I still wouldn't be too quick to judge the output impedances of any of those amps. I once asked thomas about the 47 ohm resisters near the output of the typical CHA47's and wheter that amounted to a higher output impedance and he basically said "no" in a more detailed answer that I wouldn't be able to recount.
I do not know for sure but I have a hunch that those SS dedicated amps such as META42's, etc, may have very low output impedances. We should get a META42 DIY buff to chime in. Creeks are some SS amps that don't have near zero output impedances, but IMO, you can also *hear* that difference when compared to other SS amps. In anycase it is something that you need to measure, or talk to the META42 buffs about.
I just have the silly notion that a speaker amp watered down to handle headphones, has more problems to deal with than a dedicated amp designed for headphones. Basically getting an amp that is designed to give 50+ watts of power for an application that only needs miliwatts (typically 1/1000th of what is needed for speakers).
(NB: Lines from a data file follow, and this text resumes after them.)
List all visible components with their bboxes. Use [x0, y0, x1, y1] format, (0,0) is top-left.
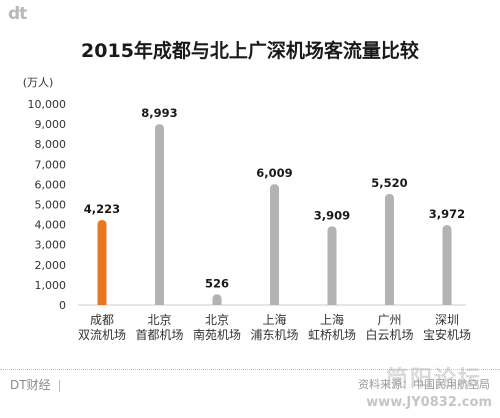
- bar-base: [442, 301, 452, 305]
- watermark-text: 简阳论坛: [385, 367, 482, 392]
- y-axis-unit-label: (万人): [23, 76, 54, 89]
- y-tick-label: 10,000: [28, 98, 67, 111]
- x-tick-label: 虹桥机场: [308, 328, 356, 342]
- bar: [327, 226, 337, 305]
- bar-base: [385, 301, 394, 305]
- source-note: 资料来源：中国民用航空局: [358, 378, 490, 391]
- value-label: 526: [205, 276, 229, 290]
- bar-base: [327, 301, 337, 305]
- bar: [97, 220, 107, 305]
- value-label: 4,223: [84, 202, 120, 216]
- x-tick-label: 上海: [262, 312, 286, 327]
- bar-base: [270, 301, 279, 305]
- footer-divider: [0, 369, 500, 370]
- value-label: 8,993: [141, 106, 177, 120]
- y-tick-label: 1,000: [35, 279, 67, 292]
- chart-title: 2015年成都与北上广深机场客流量比较: [81, 40, 419, 62]
- watermark-url: www.JY0832.com: [366, 395, 492, 410]
- x-tick-label: 双流机场: [78, 328, 126, 342]
- bar-base: [155, 301, 164, 305]
- dt-logo: dt: [8, 4, 27, 24]
- y-tick-label: 7,000: [35, 158, 67, 171]
- x-tick-label: 上海: [320, 312, 344, 327]
- x-tick-label: 北京: [205, 313, 229, 327]
- value-label: 3,909: [314, 208, 350, 222]
- bar-chart: (万人) 0 1,000 2,000 3,000 4,000 5,000 6,000 7,00…: [23, 76, 471, 342]
- footer-brand: DT财经: [10, 376, 60, 393]
- value-label: 5,520: [371, 176, 407, 190]
- bars: [97, 124, 452, 306]
- bar: [385, 194, 394, 305]
- x-tick-label: 北京: [147, 313, 171, 327]
- x-tick-label: 白云机场: [365, 327, 413, 342]
- x-tick-label: 成都: [90, 313, 114, 327]
- footer-separator: [58, 379, 60, 392]
- footer-brand-label: DT财经: [10, 378, 51, 392]
- y-tick-label: 0: [59, 299, 66, 312]
- y-tick-label: 3,000: [35, 239, 67, 252]
- bar: [270, 184, 279, 305]
- y-axis-ticks: 0 1,000 2,000 3,000 4,000 5,000 6,000 7,000 8,00…: [28, 98, 67, 312]
- x-axis-labels: 成都双流机场北京首都机场北京南苑机场上海浦东机场上海虹桥机场广州白云机场深圳宝安…: [78, 312, 471, 342]
- bar: [155, 124, 164, 306]
- y-tick-label: 5,000: [35, 199, 67, 212]
- y-tick-label: 8,000: [35, 138, 67, 151]
- x-tick-label: 广州: [377, 313, 401, 327]
- x-tick-label: 首都机场: [135, 328, 183, 342]
- y-tick-label: 6,000: [35, 178, 67, 191]
- value-labels: 4,223 8,993 526 6,009 3,909 5,520 3,972: [84, 106, 465, 290]
- y-tick-label: 9,000: [35, 118, 67, 131]
- y-tick-label: 2,000: [35, 259, 67, 272]
- bar: [442, 225, 452, 305]
- x-tick-label: 浦东机场: [250, 328, 298, 342]
- x-tick-label: 宝安机场: [423, 327, 471, 342]
- value-label: 6,009: [256, 166, 292, 180]
- x-tick-label: 深圳: [435, 313, 459, 327]
- value-label: 3,972: [429, 207, 465, 221]
- y-tick-label: 4,000: [35, 219, 67, 232]
- bar-base: [212, 301, 222, 305]
- bar-base: [97, 301, 107, 305]
- x-tick-label: 南苑机场: [193, 327, 241, 342]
Often....the tolerances allowed in speaker amps are also that much higher than what is tolerable in a good dedicated headphone amp. I think a good shovel is probably a better idea to plant a small tree, than a large bulldozer modded to do the work of a shovel.
As for tube amps...I've always grossly preferred Senns being driven by the beefy overkill SS amps with output impedances as low as possible. And IMO the Senns being driven out of the "high-end" Holmes Powell was just gross. There are people that don't mind listening to their Senns from receivers with typically 220+ output impedance outputs. But IMO...they either don't care about transparency...or just haven't heard any better. Me? It wouldn't even be worth it for me to keep either Senn580/600 with a low output impedance amp that isn't good enough...much less a typical receiver jack.
ER4S have higher impedance than ER4P's...which of these headphones would prefer the lower output impedance?
Not everything is going to boil down to simple division formulas. Again even the impedance values of the Senns is not just "300" it varies across frequencies. 300 is only a simplified spec of its real-world performance.